Be conscious about the risk of blood clots

The abrupt death of Maj. Gen Paul Lokech, at a time when not many people where privy to his medical condition has attracted a number of conspiracy theories about what could have caused his death.


The Police Force ordered a postmortem whose findings were published. The findings attributed the cause of death to a blood clot, deep vein thrombosis (DVT) or pulmonary embolism (PE). 

These two conditions are extremely dangerous. They should never be taken lightly by anyone. These conditions are usually common with accident victims and long flights. It is, therefore, important for the general public to be sensitised about such conditions and how they can be prevented or managed, should one encounter it. What surprises me, however, is the nature of the response of some medical doctors when their clients get afflicted. 


Even in situations one would have imagined it should have been handled as an emergency, some doctors dilly dally, making their clients to deteriorate into fatalities that could have been avoided.

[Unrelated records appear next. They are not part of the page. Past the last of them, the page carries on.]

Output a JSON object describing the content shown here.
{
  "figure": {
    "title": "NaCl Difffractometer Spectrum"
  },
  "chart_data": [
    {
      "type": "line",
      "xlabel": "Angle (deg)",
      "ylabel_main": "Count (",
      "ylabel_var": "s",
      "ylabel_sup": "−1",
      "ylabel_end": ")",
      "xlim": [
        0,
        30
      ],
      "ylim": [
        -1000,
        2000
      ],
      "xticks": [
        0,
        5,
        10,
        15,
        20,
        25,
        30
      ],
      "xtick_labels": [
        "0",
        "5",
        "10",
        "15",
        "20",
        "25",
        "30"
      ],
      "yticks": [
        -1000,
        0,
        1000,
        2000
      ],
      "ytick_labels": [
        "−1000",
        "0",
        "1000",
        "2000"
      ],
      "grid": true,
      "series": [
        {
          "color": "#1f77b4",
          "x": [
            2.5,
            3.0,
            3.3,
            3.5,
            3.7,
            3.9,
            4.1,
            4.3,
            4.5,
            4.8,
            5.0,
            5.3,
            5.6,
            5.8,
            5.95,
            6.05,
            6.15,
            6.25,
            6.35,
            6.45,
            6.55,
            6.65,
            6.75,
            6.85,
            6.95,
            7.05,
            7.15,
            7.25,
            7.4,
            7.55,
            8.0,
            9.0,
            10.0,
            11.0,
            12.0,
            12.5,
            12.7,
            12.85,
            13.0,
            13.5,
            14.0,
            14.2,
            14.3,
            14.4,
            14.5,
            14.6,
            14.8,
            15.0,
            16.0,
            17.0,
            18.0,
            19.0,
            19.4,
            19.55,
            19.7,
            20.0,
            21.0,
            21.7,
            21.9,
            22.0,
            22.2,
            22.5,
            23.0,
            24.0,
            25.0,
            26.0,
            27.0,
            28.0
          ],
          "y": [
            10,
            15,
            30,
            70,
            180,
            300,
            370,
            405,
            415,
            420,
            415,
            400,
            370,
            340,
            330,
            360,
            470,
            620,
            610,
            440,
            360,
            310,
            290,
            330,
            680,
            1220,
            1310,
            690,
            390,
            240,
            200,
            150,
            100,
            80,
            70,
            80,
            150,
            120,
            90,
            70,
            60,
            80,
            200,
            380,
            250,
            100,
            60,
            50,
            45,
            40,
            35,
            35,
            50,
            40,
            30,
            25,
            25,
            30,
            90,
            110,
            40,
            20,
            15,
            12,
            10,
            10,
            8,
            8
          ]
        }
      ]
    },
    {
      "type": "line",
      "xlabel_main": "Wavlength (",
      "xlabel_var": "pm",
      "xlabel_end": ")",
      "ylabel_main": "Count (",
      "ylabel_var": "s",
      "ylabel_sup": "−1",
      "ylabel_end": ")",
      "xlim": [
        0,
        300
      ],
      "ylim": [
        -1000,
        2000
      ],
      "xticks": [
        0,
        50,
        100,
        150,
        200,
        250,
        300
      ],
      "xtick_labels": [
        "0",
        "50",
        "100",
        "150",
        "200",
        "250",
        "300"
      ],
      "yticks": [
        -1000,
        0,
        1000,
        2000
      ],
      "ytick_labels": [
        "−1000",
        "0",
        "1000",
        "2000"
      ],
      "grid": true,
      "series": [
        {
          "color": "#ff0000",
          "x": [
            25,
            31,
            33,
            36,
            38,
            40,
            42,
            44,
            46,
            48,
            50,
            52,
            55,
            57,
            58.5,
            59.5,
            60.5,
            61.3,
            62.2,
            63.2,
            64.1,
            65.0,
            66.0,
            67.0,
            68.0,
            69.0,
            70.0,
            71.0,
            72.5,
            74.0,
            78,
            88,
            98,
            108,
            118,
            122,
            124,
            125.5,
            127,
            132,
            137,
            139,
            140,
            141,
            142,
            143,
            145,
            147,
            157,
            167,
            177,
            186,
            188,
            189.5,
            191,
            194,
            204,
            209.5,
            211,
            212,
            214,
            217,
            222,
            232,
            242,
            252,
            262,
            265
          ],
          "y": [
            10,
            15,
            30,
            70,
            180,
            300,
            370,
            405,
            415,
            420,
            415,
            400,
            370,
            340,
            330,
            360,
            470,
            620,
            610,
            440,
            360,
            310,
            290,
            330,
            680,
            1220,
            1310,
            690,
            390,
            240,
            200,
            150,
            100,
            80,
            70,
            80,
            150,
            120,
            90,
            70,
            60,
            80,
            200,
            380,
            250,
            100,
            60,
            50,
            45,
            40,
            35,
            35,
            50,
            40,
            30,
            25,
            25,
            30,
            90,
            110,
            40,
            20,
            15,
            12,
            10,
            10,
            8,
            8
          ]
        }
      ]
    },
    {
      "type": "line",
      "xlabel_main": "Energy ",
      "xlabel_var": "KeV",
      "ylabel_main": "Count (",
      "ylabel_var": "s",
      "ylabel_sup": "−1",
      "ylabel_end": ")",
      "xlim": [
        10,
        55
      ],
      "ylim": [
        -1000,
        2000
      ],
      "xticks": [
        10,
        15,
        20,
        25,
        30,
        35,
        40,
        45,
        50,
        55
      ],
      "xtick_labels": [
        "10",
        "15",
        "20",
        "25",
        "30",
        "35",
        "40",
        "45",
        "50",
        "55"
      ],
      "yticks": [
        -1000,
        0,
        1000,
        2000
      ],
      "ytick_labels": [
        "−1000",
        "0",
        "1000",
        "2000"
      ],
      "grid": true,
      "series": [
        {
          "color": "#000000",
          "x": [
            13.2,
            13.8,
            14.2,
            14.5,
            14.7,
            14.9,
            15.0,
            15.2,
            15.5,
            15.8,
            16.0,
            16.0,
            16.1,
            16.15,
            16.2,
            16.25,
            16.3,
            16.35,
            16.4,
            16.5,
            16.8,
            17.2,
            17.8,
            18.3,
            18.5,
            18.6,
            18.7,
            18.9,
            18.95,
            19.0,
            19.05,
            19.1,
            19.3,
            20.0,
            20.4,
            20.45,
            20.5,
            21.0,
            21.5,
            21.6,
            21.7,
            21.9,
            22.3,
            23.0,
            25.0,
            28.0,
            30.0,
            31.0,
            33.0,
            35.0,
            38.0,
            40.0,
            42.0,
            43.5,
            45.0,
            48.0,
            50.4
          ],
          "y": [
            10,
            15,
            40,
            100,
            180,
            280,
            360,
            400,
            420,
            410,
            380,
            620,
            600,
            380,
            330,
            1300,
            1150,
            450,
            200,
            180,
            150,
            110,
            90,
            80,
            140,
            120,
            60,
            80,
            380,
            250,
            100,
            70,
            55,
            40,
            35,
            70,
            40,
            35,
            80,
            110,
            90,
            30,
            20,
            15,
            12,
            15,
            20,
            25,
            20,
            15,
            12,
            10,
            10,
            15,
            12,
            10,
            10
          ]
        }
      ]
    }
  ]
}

In 2010, I travelled with my wife to the UK for the graduation of our daughter. My wife travelled a day earlier and arrived there first. I travelled the following day and when I arrived on the day of graduation, she was in serious pain and the leg was swelling. She even failed to attend the ceremony at the university because of the pain. When we retired to where we were staying, the pain persisted for the whole night. I kept massaging the leg, not knowing that I was actually making the situation worse, dealing with a condition capable of deteriorating fast. 

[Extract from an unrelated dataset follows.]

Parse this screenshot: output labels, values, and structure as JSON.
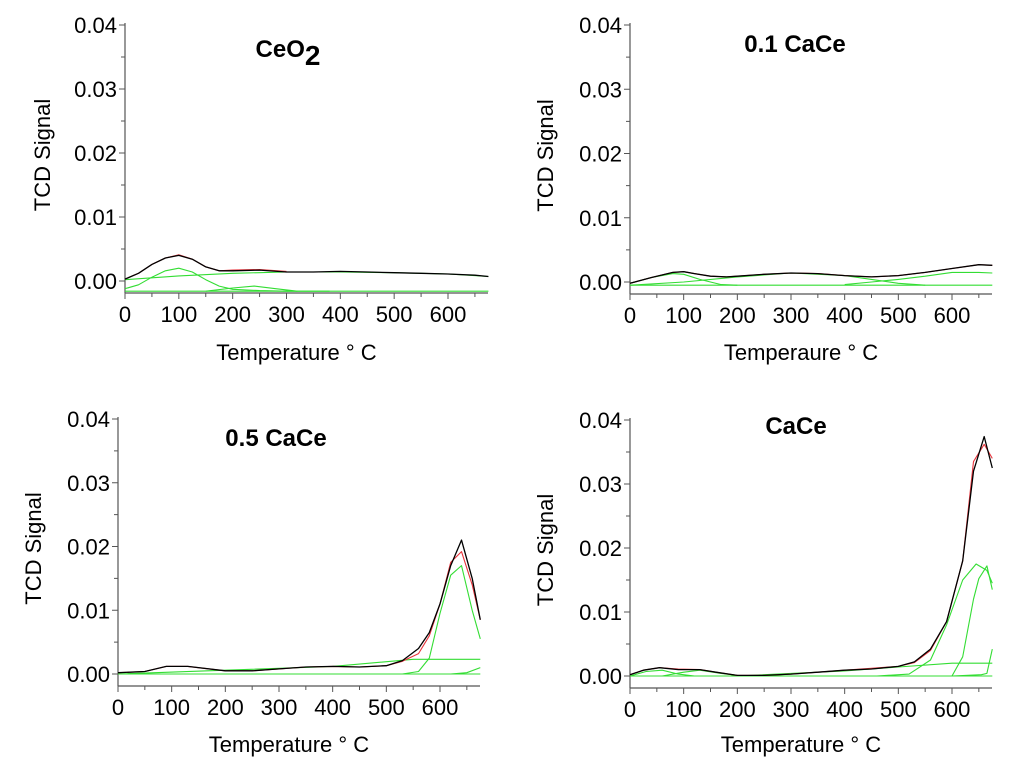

The following day, the pain was unbearable and in order to try and avoid the medical cost, I decided to consult a surgeon in Mengo Hospital and his reaction almost scared me still. He advised that I should ring ambulance services immediately because the situation I was dealing with was life-threatening! 


On informing the ambulance service, which was just across the road and describing the condition, they arrived and what surprised me was that they started the treatment immediately, before evacuating her to hospital. They proceeded with a blood thinning medication, pending an ultrasound (Doppler scan) the following day, because it was a public holiday. The scan on Monday revealed a big clot almost going beyond the knee! The consultant casually joked, that even if Jesus was alive, he wouldn’t have prevented a catastrophe from occurring, if the clot had broken loose! Perhaps, he didn’t know that it must have been the same Jesus, or God for that matter, who had been holding the clot and preventing it from moving. After she had stayed for month in hospital, the bill became big and I requested that she be discharged so that we deal with the remaining issues in Kampala. I had unfortunately travelled without medical insurance, a mistake those travelling should avoid making. 

We have since overcome the clot, but after it affected one of the non-return blood valves, which is now a permanent medical condition. 

The second experience was when the daughter of Hon. Rose Akol tripped on the steps at Parliament and injured herself around the ankle. It initially looked like a simple knock, but she quickly deteriorated and died, only to be told later that she had died of a clot! This young lady had just been recruited by Parliament, but unfortunately, she died before. It was a sad and painful experience! 

I have shared this experience to help others understand that clots can be fatal, especially if handled by a nonconscious doctor. It is sad that Gen. Paul Lokech had to go this way, having survived all sorts of ambushes in war situations. But the only way Gen. Lokech and others who have sacrificed their lives for the peace and stability of the country and the region can be honoured is by ensuring that the causes they fought for and were willing to sacrifice their lives for are jealously guarded. May his soul rest in peace.